Helen Chapman speaks to workingmums.co.uk about her affordable children’s leather shoe business Dotty Fish and about becoming a finalist in this year’s NatWest everywoman awards.
Just after Helen Chapman had her second child, she received a gift of leather baby shoes. When she tried to find a similar pair, the only ones she could find were very expensive. So she decided to make her own. She drew some pictures with her daughter’s felt tip pens, found a factory overseas, set up a website and started selling the shoes on eBay.
The business ticked along until the 2009 financial crisis. The family had a mortgage with Northern Rock, which collapsed in the crisis and had to be nationalised, and overnight found out they needed to make an extra £400 a month to pay it. Helen’s husband said she would need to go back to work. Helen had other plans, though. She felt sure she could make her business work and bring in the extra money. She decided to change her business plan and bring out recession-friendly shoes by reducing her profit margins significantly and sourcing them in a different country. Her plan worked. “I was only making £1.50 per shoe, but I was selling 100 a day,” she says.
It was not all plain sailing, though. Helen, whose background is in sales, had some issues with a dishonest supplier in 2010 and failed to deliver stock to the value of £30K. It was a painful lesson and led to problems with her ranking on Ebay, but Helen was determined not to give up. She got a loan on her house and travelled to China to set up new suppliers. She also started attending major events such as the Baby Show to promote her bright, simply designed shoes. Then a large wholesale order came in from Lithuania and she was able to invest in offices and take on her first apprentice. She also discovered Amazon Marketplace which made it easier to sell abroad. Helen sold £1.5K in the first month on the platform. “It can be a good way to test out products, try new markets and sell across borders relatively easily and safely,” she says.
She has also been working with the government on exports and now has a German website. The company exports 70% of its shoes, mainly to Europe, and has managed to keep the shoes selling with a price tag of £12.99. Helen has also been careful to seek expert advice from podiatrists to ensure the shoes, for toddler to six year olds, enable healthy foot development – a big issue on the continent, particularly in Germany. Other business support has come from online resources, Enterprise Nation and government grants.
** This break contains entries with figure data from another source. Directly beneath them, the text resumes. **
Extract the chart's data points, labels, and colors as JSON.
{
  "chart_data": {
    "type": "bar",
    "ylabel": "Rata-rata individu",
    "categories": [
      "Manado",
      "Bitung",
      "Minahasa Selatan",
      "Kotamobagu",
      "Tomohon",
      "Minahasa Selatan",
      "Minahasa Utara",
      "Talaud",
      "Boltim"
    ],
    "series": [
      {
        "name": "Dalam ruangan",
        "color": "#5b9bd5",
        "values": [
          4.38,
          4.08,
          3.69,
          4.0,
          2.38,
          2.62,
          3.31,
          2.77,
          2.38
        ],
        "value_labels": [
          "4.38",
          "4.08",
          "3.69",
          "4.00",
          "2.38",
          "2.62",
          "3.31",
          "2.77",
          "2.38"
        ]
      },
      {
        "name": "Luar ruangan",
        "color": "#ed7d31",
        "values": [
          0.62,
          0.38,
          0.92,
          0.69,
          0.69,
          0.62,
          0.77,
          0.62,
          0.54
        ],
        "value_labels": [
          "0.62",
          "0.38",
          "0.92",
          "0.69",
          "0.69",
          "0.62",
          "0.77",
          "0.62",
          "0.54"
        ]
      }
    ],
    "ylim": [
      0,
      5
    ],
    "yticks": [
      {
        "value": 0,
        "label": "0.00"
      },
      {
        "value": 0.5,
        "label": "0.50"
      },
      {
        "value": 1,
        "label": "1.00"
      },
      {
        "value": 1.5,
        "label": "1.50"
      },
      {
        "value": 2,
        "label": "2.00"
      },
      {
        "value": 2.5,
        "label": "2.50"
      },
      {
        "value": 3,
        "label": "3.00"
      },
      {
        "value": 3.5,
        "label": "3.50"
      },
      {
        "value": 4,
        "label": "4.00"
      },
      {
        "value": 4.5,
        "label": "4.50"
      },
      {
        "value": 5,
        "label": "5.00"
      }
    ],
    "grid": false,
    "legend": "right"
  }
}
The company’s name – Dotty Fish – came about because Helen wanted a name that was unusual and stood out. Originally the company was called Shimmy Shoes. They have kept that name for a particular line of shoes, but wanted a new name that was unforgettable, bright and fun.
There are now 11 staff working in the Dotty Fish office and Helen says its small size and adaptability has been part of its success, particularly this year. Because they work with China, they had an early warning about Covid and by early March Helen had sent her management team to work from home. Later in the month the team who pack the shoes were sent home and Helen moved all the shoes to her home. She and her husband filled their garage with 30,000 shoes. They wrapped up 2,000 pairs in the first week. “We had to do it to protect our staff,” says Helen, “and to show that we care. It was the right thing to do.”
By July they had developed an office bubble and have since kept everything under review, for instance, they switched to sea freight because of problems with air freight. For the next year Helen plans to extend her range of products, invest in marketing and build an Italian website.
Having come through all this turbulence, Helen has reached the end of the year and is celebrating this week at the NatWest everywoman Awards where she is one of three finalists in the Aphrodite category for women who have started a business while caring for a child under 12. “It’s so nice to be recognised when you work for yourself,” she says.
“All the changes we have experienced this year keep us on our toes,” laughs Helen. “My view is that if you adapt you will survive. We are really proud of the way we have handled it all.”